Yes, it might be. For my experiments, I set job_array_size_limit=1
in the hypersweeper to avoid any interactions related to parallelization.
Unfortunately this probably doesn't help. I just posted the updated results and even though anytime performance has a logging bug, it looks like SMAC is just doing random search here :/
Maybe this could also have been caused by passing seed=None to the tell() method where SMAC was expecting something else. If this is the case, it might not actually be a SMAC problem
I don't think so, I ran the "vanilla" SMAC version with ask-tell without seed=None and curves were exactly the same. This is the code, produced the same curve as hypersweeper with max_parallel 0. Idk if there's something else that could be wrong here?
import hydra
from carps.utils.running import make_problem
from smac.facade.multi_fidelity_facade import MultiFidelityFacade
from smac.runhistory.dataclasses import TrialValue
from carps.utils.trials import TrialInfo
from smac import Scenario
from pathlib import Path
import json
@hydra.main(config_path=".", config_name="config_vanilla_smac.yaml")
def run_carps(cfg):
problem = make_problem(cfg=cfg.problem)
# Scenario object
scenario = Scenario(problem.configspace, deterministic=False, n_trials=126, min_budget=1, max_budget=52, seed=cfg.seed)
intensifier = MultiFidelityFacade.get_intensifier(
scenario,
eta=3
)
def dummy(config, seed, budget, **kwargs):
return 0.0
# Now we use SMAC to find the best hyperparameters
smac = MultiFidelityFacade(
scenario,
dummy,
intensifier=intensifier,
overwrite=True,
)
incumbent_config = {}
incumbent_score = 100000
budget_used = 0
# We can ask SMAC which trials should be evaluated next
for _ in range(126):
info = smac.ask()
trial_info = TrialInfo(info.config, seed=cfg.seed, budget=info.budget)
cost = problem.evaluate(trial_info)
value = TrialValue(cost=cost.cost, time=0.5)
budget_used += info.budget
smac.tell(info, value)
if -cost.cost > -incumbent_score:
incumbent_score = cost.cost
incumbent_config = info.config.get_dictionary()
log_dict = {}
log_dict["config"] = incumbent_config
log_dict["score"] = incumbent_score
log_dict["budget_used"] = budget_used
with Path("incumbent.jsonl").open("a") as f:
json.dump(log_dict, f)
f.write("\n")
if __name__ == "__main__":
run_carps()
Actually my results probably have nothing to do with ask-tell after all - the same happens for TF execution mode.

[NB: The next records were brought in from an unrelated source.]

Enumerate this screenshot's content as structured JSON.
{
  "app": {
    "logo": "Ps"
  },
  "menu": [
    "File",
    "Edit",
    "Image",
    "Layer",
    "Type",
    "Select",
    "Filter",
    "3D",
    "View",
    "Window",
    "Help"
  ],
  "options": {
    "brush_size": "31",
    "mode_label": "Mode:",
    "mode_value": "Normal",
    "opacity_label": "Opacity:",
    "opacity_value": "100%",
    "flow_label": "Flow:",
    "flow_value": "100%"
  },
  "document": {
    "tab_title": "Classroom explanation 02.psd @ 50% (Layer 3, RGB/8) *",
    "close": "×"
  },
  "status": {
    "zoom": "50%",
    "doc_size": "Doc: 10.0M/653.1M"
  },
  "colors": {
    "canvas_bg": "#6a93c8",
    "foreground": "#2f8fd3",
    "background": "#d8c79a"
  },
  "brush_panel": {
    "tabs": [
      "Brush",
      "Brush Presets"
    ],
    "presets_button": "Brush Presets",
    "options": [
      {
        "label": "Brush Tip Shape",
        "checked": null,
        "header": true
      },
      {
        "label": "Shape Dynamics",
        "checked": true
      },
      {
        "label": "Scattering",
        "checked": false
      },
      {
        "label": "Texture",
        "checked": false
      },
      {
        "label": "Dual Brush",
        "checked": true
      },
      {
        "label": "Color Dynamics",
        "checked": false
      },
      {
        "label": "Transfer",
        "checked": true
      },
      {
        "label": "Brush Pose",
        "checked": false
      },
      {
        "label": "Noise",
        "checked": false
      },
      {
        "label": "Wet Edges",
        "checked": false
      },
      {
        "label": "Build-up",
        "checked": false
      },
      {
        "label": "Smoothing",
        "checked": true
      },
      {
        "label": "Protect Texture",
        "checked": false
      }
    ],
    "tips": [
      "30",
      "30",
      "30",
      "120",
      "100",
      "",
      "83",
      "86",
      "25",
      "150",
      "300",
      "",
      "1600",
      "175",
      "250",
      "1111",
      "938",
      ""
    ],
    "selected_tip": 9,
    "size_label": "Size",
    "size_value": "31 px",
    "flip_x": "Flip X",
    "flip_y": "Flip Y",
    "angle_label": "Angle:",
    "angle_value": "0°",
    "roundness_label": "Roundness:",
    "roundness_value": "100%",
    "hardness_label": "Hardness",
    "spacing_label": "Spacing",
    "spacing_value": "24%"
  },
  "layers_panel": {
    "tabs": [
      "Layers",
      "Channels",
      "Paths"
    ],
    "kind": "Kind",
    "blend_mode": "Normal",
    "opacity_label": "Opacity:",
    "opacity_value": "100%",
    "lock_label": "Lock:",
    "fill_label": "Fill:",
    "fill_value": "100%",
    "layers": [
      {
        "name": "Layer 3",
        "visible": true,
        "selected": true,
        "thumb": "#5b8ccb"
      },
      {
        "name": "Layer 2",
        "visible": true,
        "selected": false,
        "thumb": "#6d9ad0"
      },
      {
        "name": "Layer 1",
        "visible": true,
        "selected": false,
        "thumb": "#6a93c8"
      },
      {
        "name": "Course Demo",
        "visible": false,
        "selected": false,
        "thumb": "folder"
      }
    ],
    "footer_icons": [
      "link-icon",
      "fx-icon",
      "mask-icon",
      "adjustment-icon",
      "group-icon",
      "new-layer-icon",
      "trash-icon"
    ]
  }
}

So either this issue is unrelated to #1131 or this bug also shows up for the standard TF execution.
Regarding #1131:
When using the hypersweeper v.0.2.0 and SMAC v.2.1.0 with the default max_parallelization=0.1
, n_trials=301
, min_budget=100_000
, max_budget=10_000_000
, and eta=2
, we would expect these brackets:
--------------------------------------------------------------------------------
Stage 0
#Configs: [ 64, 32, 16, 8, 4, 2, 1]
Budgets: [ 156250, 312500, 625000, 1250000, 2500000, 5000000, 10000000]
--------------------------------------------------------------------------------
Stage 1
#Configs: [ 38, 19, 9, 4, 2, 1]
Budgets: [ 312500, 625000, 1250000, 2500000, 5000000, 10000000]
--------------------------------------------------------------------------------
But we got this, which is really strange: (I put this into brackets and stages but this doesn't mean it's the brackets and stages SMAC used internally)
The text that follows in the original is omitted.